With housing affordability being a major concern for GTA homebuyers, many will be wondering what to expect from the market going forward.
According to Royal LePage’s recently released House Price Survey and Market Survey Forecast, the Greater Toronto Area was characterized as “Canada’s least healthy” in the first quarter, though performance was healthier in the second quarter.
Overall, Canada’s residential real estate market posted robust home price gains in the second quarter, with the majority of metropolitan markets across Canada displaying “expansionary trends” according to the survey.
The GTA/905 market has been experiencing much slower sales activity. This slowdown has a lot to do with decreasing affordability and more stringent government legislation (namely the 15% tax on foreign buyers and speculators). Although this could be cause for concern, the survey points out that these changes are bringing balance to Canada’s largest market, and slowing home price appreciation within the region.
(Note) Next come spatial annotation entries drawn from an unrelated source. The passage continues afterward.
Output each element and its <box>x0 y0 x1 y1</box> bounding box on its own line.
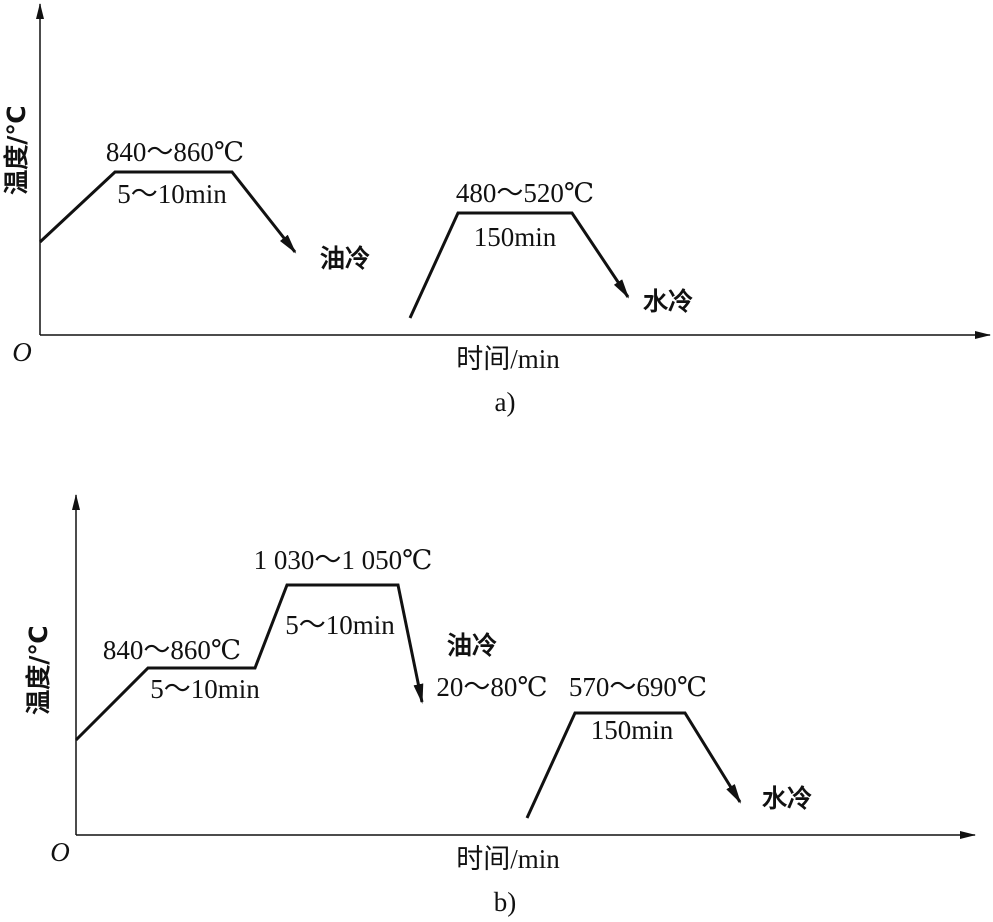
caption: a) <box>495 387 516 417</box>
hold-label: 150min <box>591 715 674 745</box>
hold-label: 5～10min <box>150 674 260 704</box>
x-axis-label: 时间/min <box>456 344 560 374</box>
temperature-label: 840～860℃ <box>106 137 244 167</box>
temper-curve <box>525 711 742 819</box>
hold-label: 5～10min <box>285 610 395 640</box>
temperature-label: 1 030～1 050℃ <box>254 545 433 575</box>
temperature-label: 480～520℃ <box>456 178 594 208</box>
temperature-label: 570～690℃ <box>569 672 707 702</box>
quench-curve <box>74 583 424 742</box>
quench-curve <box>38 170 297 254</box>
x-axis-label: 时间/min <box>456 844 560 874</box>
origin: O <box>12 337 32 367</box>
hold-label: 150min <box>474 222 557 252</box>
y-axis-label: 温度/℃ <box>2 105 31 194</box>
cooling-label: 油冷 <box>320 244 370 273</box>
temper-curve <box>408 211 630 319</box>
cooling-label: 水冷 <box>762 784 812 813</box>
y-axis-label: 温度/℃ <box>24 625 53 714</box>
hold-label: 5～10min <box>117 179 227 209</box>
cooling-label: 水冷 <box>643 287 693 316</box>
diagram-a: O 温度/℃ 840～860℃ 5～10min 油冷 480～520℃ 150m… <box>2 3 991 417</box>
end-temperature-label: 20～80℃ <box>436 672 547 702</box>
cooling-label: 油冷 <box>447 631 497 660</box>
caption: b) <box>494 887 517 917</box>
origin: O <box>50 837 70 867</box>
diagram-b: O 温度/℃ 840～860℃ 5～10min 1 030～1 050℃ 5～1… <box>24 494 976 917</box>
temperature-label: 840～860℃ <box>103 635 241 665</box>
“In the quarter, sanity began to return to the GTA, where a slowing of both price appreciation and sales activity was evident,” the survey said.
“The rate of national house price appreciation that we experienced in the second quarter continues to be above what we would consider a normal range, driven primarily by very strong year-over-year price growth across much of Ontario,” said Phil Soper, president and CEO of Roya LePage.
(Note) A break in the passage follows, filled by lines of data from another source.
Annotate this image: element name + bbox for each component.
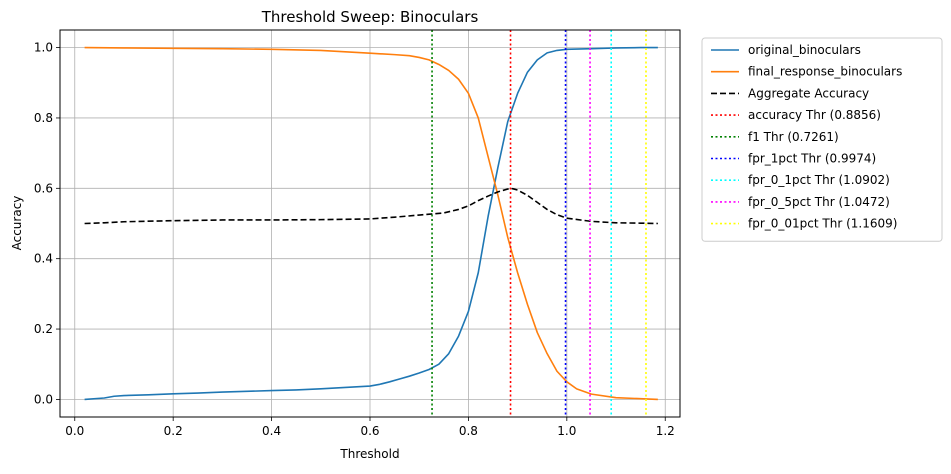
legend-label-3: accuracy Thr (0.8856) — [748, 108, 881, 122]
y-tick-label-2: 0.4 — [34, 252, 53, 266]
x-tick-label-5: 1.0 — [557, 424, 576, 438]
y-tick-label-1: 0.2 — [34, 322, 53, 336]
y-tick-label-0: 0.0 — [34, 392, 53, 406]
y-tick-label-3: 0.6 — [34, 181, 53, 195]
legend-label-5: fpr_1pct Thr (0.9974) — [748, 152, 876, 166]
x-tick-label-4: 0.8 — [459, 424, 478, 438]
legend-label-1: final_response_binoculars — [748, 65, 902, 79]
y-tick-label-4: 0.8 — [34, 111, 53, 125]
x-tick-label-6: 1.2 — [656, 424, 675, 438]
legend-label-2: Aggregate Accuracy — [748, 86, 869, 100]
x-tick-label-2: 0.4 — [262, 424, 281, 438]
x-tick-label-0: 0.0 — [65, 424, 84, 438]
x-axis-label: Threshold — [339, 447, 399, 461]
legend-label-8: fpr_0_01pct Thr (1.1609) — [748, 217, 897, 231]
legend-box — [701, 37, 943, 242]
legend-label-0: original_binoculars — [748, 43, 861, 57]
series-line-2 — [84, 187, 658, 225]
x-tick-label-1: 0.2 — [164, 424, 183, 438]
y-tick-label-5: 1.0 — [34, 41, 53, 55]
series-line-1 — [84, 46, 658, 401]
x-tick-label-3: 0.6 — [360, 424, 379, 438]
legend-label-4: f1 Thr (0.7261) — [748, 130, 839, 144]
y-axis-label: Accuracy — [10, 196, 24, 251]
chart-title: Threshold Sweep: Binoculars — [261, 8, 479, 26]
series-line-0 — [84, 46, 658, 401]
legend-label-7: fpr_0_5pct Thr (1.0472) — [748, 195, 890, 209]
legend-label-6: fpr_0_1pct Thr (1.0902) — [748, 173, 890, 187]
“Yet the GTA’s recent drop in sales activity may well signal calmer waters ahead for the province. The 20 to 30 per cent year-over-year increases in home values that characterized Toronto and its adjoining areas in recent months are not, in our view, sustainable or healthy. Now, as inventory inches higher and demand slows to a more orderly pace, some much needed balance has been returned to the market.”
For the first time in years, buyers are able to insert reasonable conditions in their offers and multiple bid situations are somewhat less frequent, Soper added.